Appropriate Distributions are Critical to Analyzing System Metrics Accurately

Failure and Repair Distribution

The goal of system modeling is to provide quantitative forecasts of various system performance measures such as downtime, availability, number of failures, capacity, and cost. Evaluation of these measures is important to making optimal decisions when designing a system to either minimize overall cost or maximize a system performance measure within the allowable budget and other performance-based constraints.

When using software tools to model system design, several factors must be established in order to accurately model the system. Two important factors taken into account in the analysis of a system are the failure and repair behaviors of the system components. The failure and repair rates of components are often defined in terms of distributions, or how the failures and repairs occur during the time period the system is operational. Therefore, selecting the appropriate distributions for these failure and repair times is critical to analyzing your system metrics accurately. This article discusses the distribution types most commonly encountered in real-world applications.

General Overview

In general, failure and repair times for systems and components are thought of as being random in nature and therefore unpredictable. However, even though these times are random, they can be modeled using statistical distribution techniques widely recognized in the mathematical sciences.

A useful way to easily visualize the characteristics of a failure or repair distribution is through the use of probability density functions (pdf). This article uses probability density functions to describe different distributions.

Note: There are also other forms by which this same information can be characterized. These other forms are the cumulative distribution function, or cdf, and the survival function (the complement of cdf). These forms are not discussed in this article; however, if any one of the above functions is known, all of the other functions associated with the distribution can be easily obtained.

In general, the shape or type of failure distribution depends upon the component's failure mechanisms. Similarly, the shape or type of repair distribution depends upon several factors associated with component repairs. Several methods are used to determine the distribution that best fits a given failure or repair pattern. Or, if failures or repairs are known to follow a particular distribution, the specific parameters that define this pattern can be determined by using the known failure and repair times.

If the type of distribution is not known in advance, then the distribution that best fits the failure or repair times can be found using statistical methods. To find the best distribution manually, probability plot papers are used. Alternatively, engineering software products can also be used to generate probability plots and determine best-fit distributions. In general, it is better to use available software tools because best-fit distributions are determined using scientific analysis rather than human judgment, which must be used when manually creating probability plots. Such engineering software products are commonly referred to as "Weibull" analysis tools, simply because Weibull is a widely accepted, commonly used distribution for describing failure and repair rates.

Distributions

As noted earlier, determining the failure and repair distributions of your system and its components is a significant part of evaluating the reliability of your design. The next several sections of this article describe the most commonly used distributions for modeling failure and repair times. For your convenience, all of the required parameters for each of these distributions are summarized in the table at the article's conclusion.

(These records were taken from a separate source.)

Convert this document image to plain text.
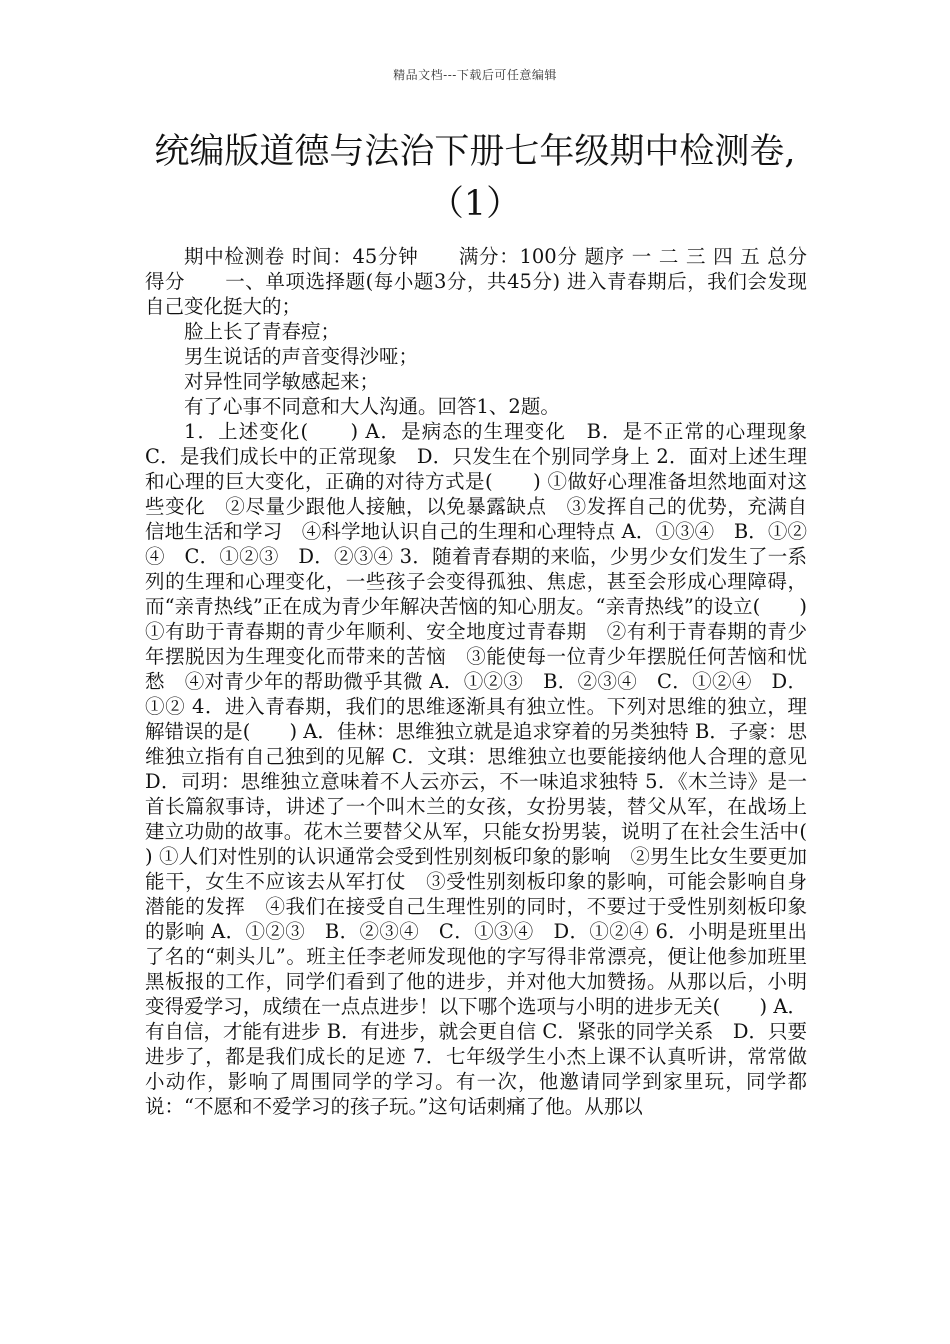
精品文档---下载后可任意编辑
统编版道德与法治下册七年级期中检测卷,（1）

期中检测卷 时间：45分钟　　满分：100分 题序 一 二 三 四 五 总分 得分　　一、单项选择题(每小题3分，共45分) 进入青春期后，我们会发现自己变化挺大的；

脸上长了青春痘；

男生说话的声音变得沙哑；

对异性同学敏感起来；

有了心事不同意和大人沟通。回答1、2题。

1．上述变化(　　) A．是病态的生理变化　B．是不正常的心理现象 C．是我们成长中的正常现象　D．只发生在个别同学身上 2．面对上述生理和心理的巨大变化，正确的对待方式是(　　) ①做好心理准备坦然地面对这些变化　②尽量少跟他人接触，以免暴露缺点　③发挥自己的优势，充满自信地生活和学习　④科学地认识自己的生理和心理特点 A．①③④　B．①②④　C．①②③　D．②③④ 3．随着青春期的来临，少男少女们发生了一系列的生理和心理变化，一些孩子会变得孤独、焦虑，甚至会形成心理障碍，而“亲青热线”正在成为青少年解决苦恼的知心朋友。“亲青热线”的设立(　　) ①有助于青春期的青少年顺利、安全地度过青春期　②有利于青春期的青少年摆脱因为生理变化而带来的苦恼　③能使每一位青少年摆脱任何苦恼和忧愁　④对青少年的帮助微乎其微 A．①②③　B．②③④　C．①②④　D．①② 4．进入青春期，我们的思维逐渐具有独立性。下列对思维的独立，理解错误的是(　　) A．佳林：思维独立就是追求穿着的另类独特 B．子豪：思维独立指有自己独到的见解 C．文琪：思维独立也要能接纳他人合理的意见 D．司玥：思维独立意味着不人云亦云，不一味追求独特 5．《木兰诗》是一首长篇叙事诗，讲述了一个叫木兰的女孩，女扮男装，替父从军，在战场上建立功勋的故事。花木兰要替父从军，只能女扮男装，说明了在社会生活中(　　) ①人们对性别的认识通常会受到性别刻板印象的影响　②男生比女生要更加能干，女生不应该去从军打仗　③受性别刻板印象的影响，可能会影响自身潜能的发挥　④我们在接受自己生理性别的同时，不要过于受性别刻板印象的影响 A．①②③　B．②③④　C．①③④　D．①②④ 6．小明是班里出了名的“刺头儿”。班主任李老师发现他的字写得非常漂亮，便让他参加班里黑板报的工作，同学们看到了他的进步，并对他大加赞扬。从那以后，小明变得爱学习，成绩在一点点进步！以下哪个选项与小明的进步无关(　　) A．有自信，才能有进步 B．有进步，就会更自信 C．紧张的同学关系　D．只要进步了，都是我们成长的足迹 7．七年级学生小杰上课不认真听讲，常常做小动作，影响了周围同学的学习。有一次，他邀请同学到家里玩，同学都说：“不愿和不爱学习的孩子玩。”这句话刺痛了他。从那以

Distributions are referred to as single-parameter or two-parameter distributions. For single-parameter distributions, only one variable is used to define the shape of the curve. Two-parameter distributions require two variables to accurately model the distribution.

Exponential

If the failure rate is constant, which is generally true for electronic components during the main portion of their useful life, the reliability of the component follows an exponential distribution. The exponential distribution is a single-parameter distribution, defined by using failure/repair rate data. Exponential distributions have a wide range of applications in analyzing the reliability and availability of electronic systems, various queuing networks, and Markov chains.

Another consideration when assuming a constant failure rate is that component failure behavior is regarded as memoryless. The memoryless property indicates that the remaining life of a component is independent of its current age. This means that a used component is assumed to be as good as a new component. The memoryless characteristic also assumes that the successful operation of a component does not degrade the component. This memoryless property may not be applicable for all types of components, particularly when there is wear and tear. Therefore, the assumption that component lifetimes are described by an exponential distribution should be determined by evaluating field data.

By manually plotting the failure rate from failure data, it can be determined if the failure rate is almost constant, or whether it shows no pattern of change. In this case, the failure rate can be assumed to follow the exponential distribution. For ease of plotting, probability plot papers can be used. However, if a good Weibull analysis software tool is available, it can be used to accurately and quickly analyze the failure data using scientific computational analysis.

The normal (or Gaussian) distribution is frequently used to describe equipment failure behavior that has increasing failure rates with time. It is also commonly used to model strengths of materials and the lifetimes of consumables. The normal distribution has a wide range of applications in statistical inference, measurement errors, uncertainty analysis, and forecasting errors.

The normal distribution is an important and widely used distribution in the field of statistics and probability. It is the best known two-parameter distribution, defined by the mean (μ) and standard deviation (σ). The mean is the expected value of the associated random variable. Using failure or repair data, the mean of the distribution can be obtained by finding the average of these values. In other words, for failure data, it is the sum of the failure times divided by the total number of failures. The standard deviation is a measure of the deviation of the actual values from the mean. In other words, it is the square root of the mean of the squared deviations.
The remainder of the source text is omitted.